The translations need to map the atom $A$ at the origin to the atoms $A$ closest to it in the positive direction are $(1,0,0) (0,1,0) (0,0,1) (1,1,0) (0,1,1) (1,0,1)$ and $(1,1,1)$.

Together with the origin, these can be considered as the vertices of a cube.

This cube structure tessellates across the space such that each atom $A$ is a shared vertex of 8 cubes.

Applying the translation $(0.5, 0.5, 0.5)$ to each atom $A$ gives an atom $B$ and the set of $B$ atoms can be thought of as the set of points in the centre of each of the $A$ cubes. Similarly, each atom $A$ could be considered at the centre of a cube of atoms $B$. Thus the same structure is generated, because $B$ is also the shared vertices of tessellating cubes.

Each $A$ atom is the same distance from each of its surrounding $B$ atoms, as is $B$ from its $A$ atoms. From Pythagoras' theorem, this distance is $\frac{\sqrt{3}}{2}$.


This crystal structure represents caesium chloride.

Steve writes

The $A$ atoms form a cubic lattice with atoms at whole numbers. Shifting this lattice by half a unit in each of the $x$, $y$, and $z$ directions takes us to the position of the $B$ atoms.

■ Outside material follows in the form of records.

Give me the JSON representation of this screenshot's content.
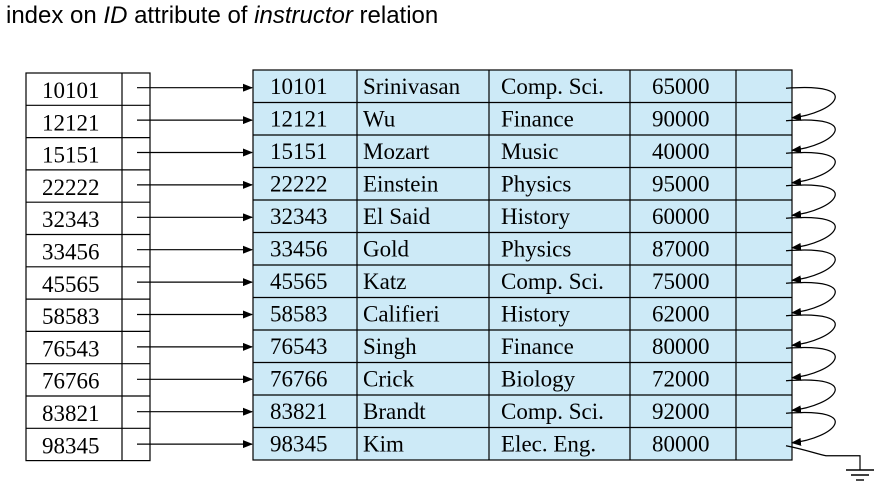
{
  "title": {
    "part1": "index on ",
    "part2": "ID",
    "part3": " attribute of ",
    "part4": "instructor",
    "part5": " relation"
  },
  "colors": {
    "record_fill": "#cdeaf7",
    "index_fill": "#ffffff",
    "line": "#000000"
  },
  "index_entries": [
    "10101",
    "12121",
    "15151",
    "22222",
    "32343",
    "33456",
    "45565",
    "58583",
    "76543",
    "76766",
    "83821",
    "98345"
  ],
  "records": [
    {
      "id": "10101",
      "name": "Srinivasan",
      "dept": "Comp. Sci.",
      "salary": "65000"
    },
    {
      "id": "12121",
      "name": "Wu",
      "dept": "Finance",
      "salary": "90000"
    },
    {
      "id": "15151",
      "name": "Mozart",
      "dept": "Music",
      "salary": "40000"
    },
    {
      "id": "22222",
      "name": "Einstein",
      "dept": "Physics",
      "salary": "95000"
    },
    {
      "id": "32343",
      "name": "El Said",
      "dept": "History",
      "salary": "60000"
    },
    {
      "id": "33456",
      "name": "Gold",
      "dept": "Physics",
      "salary": "87000"
    },
    {
      "id": "45565",
      "name": "Katz",
      "dept": "Comp. Sci.",
      "salary": "75000"
    },
    {
      "id": "58583",
      "name": "Califieri",
      "dept": "History",
      "salary": "62000"
    },
    {
      "id": "76543",
      "name": "Singh",
      "dept": "Finance",
      "salary": "80000"
    },
    {
      "id": "76766",
      "name": "Crick",
      "dept": "Biology",
      "salary": "72000"
    },
    {
      "id": "83821",
      "name": "Brandt",
      "dept": "Comp. Sci.",
      "salary": "92000"
    },
    {
      "id": "98345",
      "name": "Kim",
      "dept": "Elec. Eng.",
      "salary": "80000"
    }
  ]
}
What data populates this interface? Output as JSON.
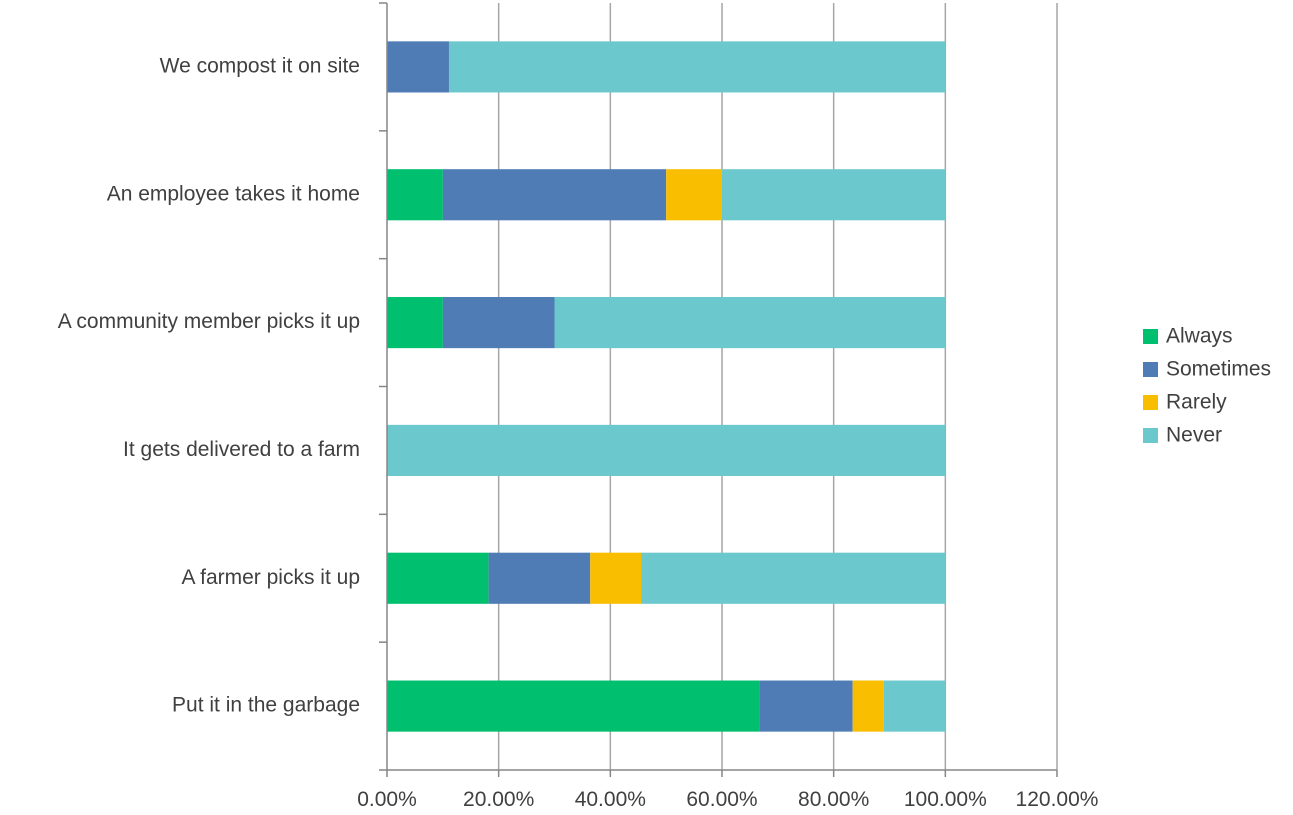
{
  "chart_data": {
    "type": "bar",
    "orientation": "horizontal",
    "stacked": true,
    "title": "",
    "xlabel": "",
    "ylabel": "",
    "xlim": [
      0,
      1.2
    ],
    "x_ticks": [
      0,
      0.2,
      0.4,
      0.6,
      0.8,
      1.0,
      1.2
    ],
    "x_tick_labels": [
      "0.00%",
      "20.00%",
      "40.00%",
      "60.00%",
      "80.00%",
      "100.00%",
      "120.00%"
    ],
    "grid": "vertical major gridlines",
    "legend_position": "right",
    "categories": [
      "Put it in the garbage",
      "A farmer picks it up",
      "It gets delivered to a farm",
      "A community member picks it up",
      "An employee takes it home",
      "We compost it on site"
    ],
    "series": [
      {
        "name": "Always",
        "color": "#00BF6F",
        "values": [
          0.667,
          0.182,
          0.0,
          0.1,
          0.1,
          0.0
        ]
      },
      {
        "name": "Sometimes",
        "color": "#507CB6",
        "values": [
          0.167,
          0.182,
          0.0,
          0.2,
          0.4,
          0.111
        ]
      },
      {
        "name": "Rarely",
        "color": "#F9BE00",
        "values": [
          0.056,
          0.091,
          0.0,
          0.0,
          0.1,
          0.0
        ]
      },
      {
        "name": "Never",
        "color": "#6BC8CD",
        "values": [
          0.11,
          0.545,
          1.0,
          0.7,
          0.4,
          0.889
        ]
      }
    ]
  }
}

Each $A$ atom is thus at the centre of a cube of $B$ atoms and each $B$ atom is at the centre of a cube of atoms $A$.

To find the bond angles, assume that each $A$ atom is bonded only to its $8$ nearest neighbours. As each unit is the same, consider the simplest unit, which is the $A$ atom at the origin and the $B$ atoms found at coordinates $(\pm 0.5, \pm 0.5, \pm 0.5)$.

To find angles, it is easiest to use the scalar product. The angles present in each of the cube are found by taking scalar products over all possible combinations of signs

$$\left(\begin{array}{c}\pm 0.5 \\ \pm 0.5 \\ \pm 0.5\end{array}\right)\cdot \left(\begin{array}{c}\pm 0.5 \\ \pm 0.5 \\ \pm 0.5\end{array}\right) = \pm 0.25 \pm 0.25 \pm 025$$

These scalar products are either $\pm 0.75$ or $\pm 0.25$.

Since $\bf{a}\dot {\bf b} = |{\bf a}||{\bf b}|\cos\theta$ and the squared distances of the $B$ atoms from the origin are $0.75$ we have that

$\pm 0.75 = 0.75 \cos\theta$ or $\pm 0.25 = 0.75 \cos\theta$

Thus $\cos\theta = \pm 1$ or $\cos\theta = \frac{1}{3}$, giving bond angles of $0, ^\circ, 70.5^\circ, 180^\circ$.